All that night, the flickering flames put me in mind of that scene in ‘Gone With the Wind’, the Burning of Atlanta. Only cops, firemen and looters were abroad on the streets. By dawn, we were allowed to make arrests. The riot had lasted a night and a day. By its end, the 133 prisoners who wouldn’t fit in the 83 Precinct’s cellblock were penned in a gated courtyard outside the station house. Later, the Borough Chief in charge of Brooklyn North boasted that no cop had fired his weapon during the riot. Willie ‘S’ of the Eight-Three demurred, “Where the fuck was he, Hawaii?” Perhaps. the Chief was misled by the presence on Brooklyn Streets for days after of men with bandaged heads suggestive of an invasion of turbaned Sikhs. The final tally for the Blackout Riots throughout the City: 1,037 fires, 1616 looted stores, 3,776 arrests, the worst riot in the City’s history.

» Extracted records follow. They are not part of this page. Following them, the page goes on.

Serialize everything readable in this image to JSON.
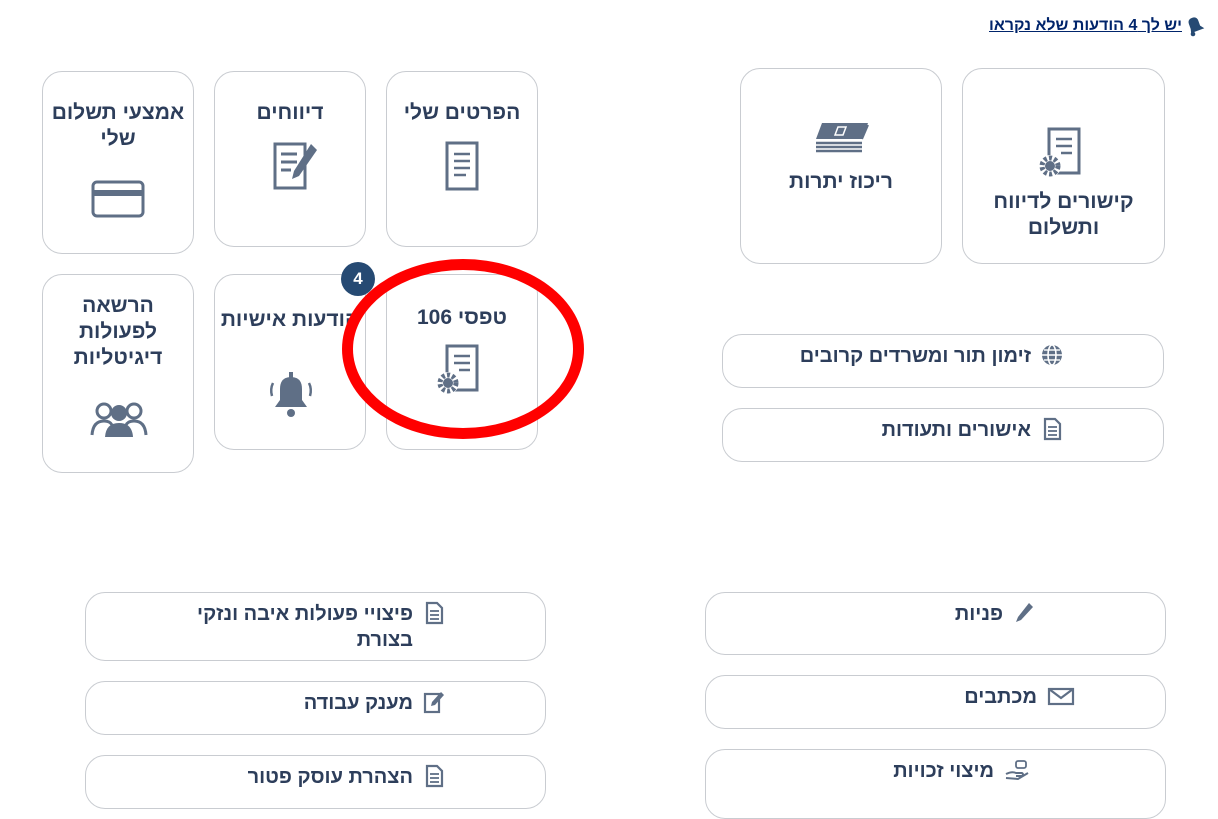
{
  "notice": {
    "text": "יש לך 4 הודעות שלא נקראו"
  },
  "tiles": {
    "payment_methods": "אמצעי תשלום שלי",
    "reports": "דיווחים",
    "my_details": "הפרטים שלי",
    "digital_authorization": "הרשאה לפעולות דיגיטליות",
    "personal_messages": "הודעות אישיות",
    "forms_106": "טפסי 106",
    "messages_badge": "4",
    "balance_summary": "ריכוז יתרות",
    "reporting_links": "קישורים לדיווח ותשלום"
  },
  "links": {
    "appointment": "זימון תור ומשרדים קרובים",
    "certificates": "אישורים ותעודות",
    "terror_compensation": "פיצויי פעולות איבה ונזקי בצורת",
    "inquiries": "פניות",
    "work_grant": "מענק עבודה",
    "letters": "מכתבים",
    "exempt_dealer": "הצהרת עוסק פטור",
    "rights": "מיצוי זכויות"
  },
  "colors": {
    "icon": "#5f6f86",
    "text": "#2d3e5b",
    "badge": "#264a73",
    "highlight": "#ff0000",
    "link": "#00246b"
  },
  "icons": {
    "notice": "bell-icon",
    "payment_methods": "credit-card-icon",
    "reports": "report-edit-icon",
    "my_details": "document-icon",
    "digital_authorization": "users-icon",
    "personal_messages": "bell-icon",
    "forms_106": "document-gear-icon",
    "balance_summary": "banknotes-icon",
    "reporting_links": "document-gear-icon",
    "appointment": "globe-icon",
    "certificates": "document-icon",
    "terror_compensation": "document-icon",
    "inquiries": "pencil-icon",
    "work_grant": "edit-document-icon",
    "letters": "envelope-icon",
    "exempt_dealer": "document-icon",
    "rights": "hand-coin-icon"
  }
}
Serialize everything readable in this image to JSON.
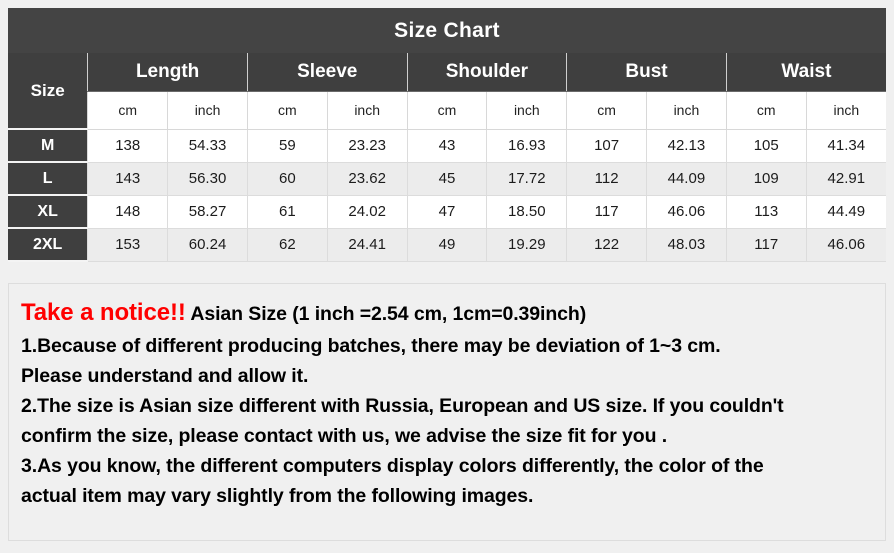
{
  "chart": {
    "title": "Size Chart",
    "size_header": "Size",
    "groups": [
      "Length",
      "Sleeve",
      "Shoulder",
      "Bust",
      "Waist"
    ],
    "units": [
      "cm",
      "inch"
    ],
    "rows": [
      {
        "size": "M",
        "values": [
          "138",
          "54.33",
          "59",
          "23.23",
          "43",
          "16.93",
          "107",
          "42.13",
          "105",
          "41.34"
        ]
      },
      {
        "size": "L",
        "values": [
          "143",
          "56.30",
          "60",
          "23.62",
          "45",
          "17.72",
          "112",
          "44.09",
          "109",
          "42.91"
        ]
      },
      {
        "size": "XL",
        "values": [
          "148",
          "58.27",
          "61",
          "24.02",
          "47",
          "18.50",
          "117",
          "46.06",
          "113",
          "44.49"
        ]
      },
      {
        "size": "2XL",
        "values": [
          "153",
          "60.24",
          "62",
          "24.41",
          "49",
          "19.29",
          "122",
          "48.03",
          "117",
          "46.06"
        ]
      }
    ]
  },
  "notice": {
    "heading_red": "Take a notice!!",
    "heading_rest": "Asian Size (1 inch =2.54 cm, 1cm=0.39inch)",
    "lines": [
      "1.Because of different producing batches, there may be deviation of 1~3 cm.",
      "Please understand and allow it.",
      "2.The size is Asian size different with Russia, European and US size. If you couldn't",
      "confirm the size, please contact with us, we advise the size fit for you .",
      "3.As you know, the different computers display colors differently, the color of the",
      "actual item may vary slightly from the following images."
    ]
  },
  "colors": {
    "header_dark": "#3f3f3f",
    "title_dark": "#444444",
    "page_bg": "#f0f0f0",
    "row_alt": "#ececec",
    "accent_red": "#ff0000"
  }
}
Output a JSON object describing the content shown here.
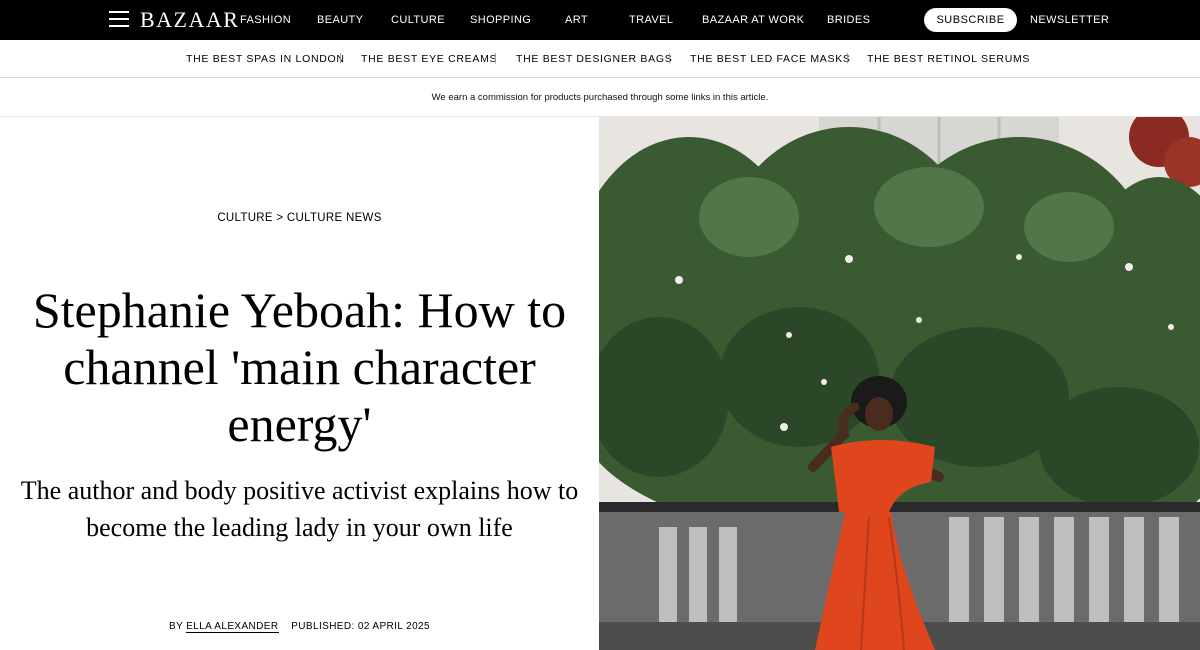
{
  "header": {
    "logo": "BAZAAR",
    "nav": [
      "FASHION",
      "BEAUTY",
      "CULTURE",
      "SHOPPING",
      "ART",
      "TRAVEL",
      "BAZAAR AT WORK",
      "BRIDES"
    ],
    "subscribe_label": "SUBSCRIBE",
    "newsletter_label": "NEWSLETTER"
  },
  "trending": [
    "THE BEST SPAS IN LONDON",
    "THE BEST EYE CREAMS",
    "THE BEST DESIGNER BAGS",
    "THE BEST LED FACE MASKS",
    "THE BEST RETINOL SERUMS"
  ],
  "separator": "|",
  "commission_note": "We earn a commission for products purchased through some links in this article.",
  "article": {
    "breadcrumb": {
      "section": "CULTURE",
      "separator": ">",
      "subsection": "CULTURE NEWS"
    },
    "title": "Stephanie Yeboah: How to channel 'main character energy'",
    "dek": "The author and body positive activist explains how to become the leading lady in your own life",
    "byline_prefix": "BY",
    "author": "ELLA ALEXANDER",
    "published": "PUBLISHED: 02 APRIL 2025"
  },
  "colors": {
    "nav_bg": "#000000",
    "dress": "#e0461e",
    "foliage": "#3a5a32",
    "wall": "#e8e4df"
  }
}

In 2003, the journalist, Jonathan Mahler, came to our Reunion to research his non-fiction book, “Ladies and Gentlemen, the Bronx Is Burning” (Farrar, Straus & Giroux, 2005), A Profile of the Year 1977. He included our stories of that Night and a Day. I forget if Louie was there to tell his, or John. I like to think that next Reunion – if Louie shows up again and John, who never misses – they will forget the bad old past, sit down to break Italian bread together and remember the Good Times.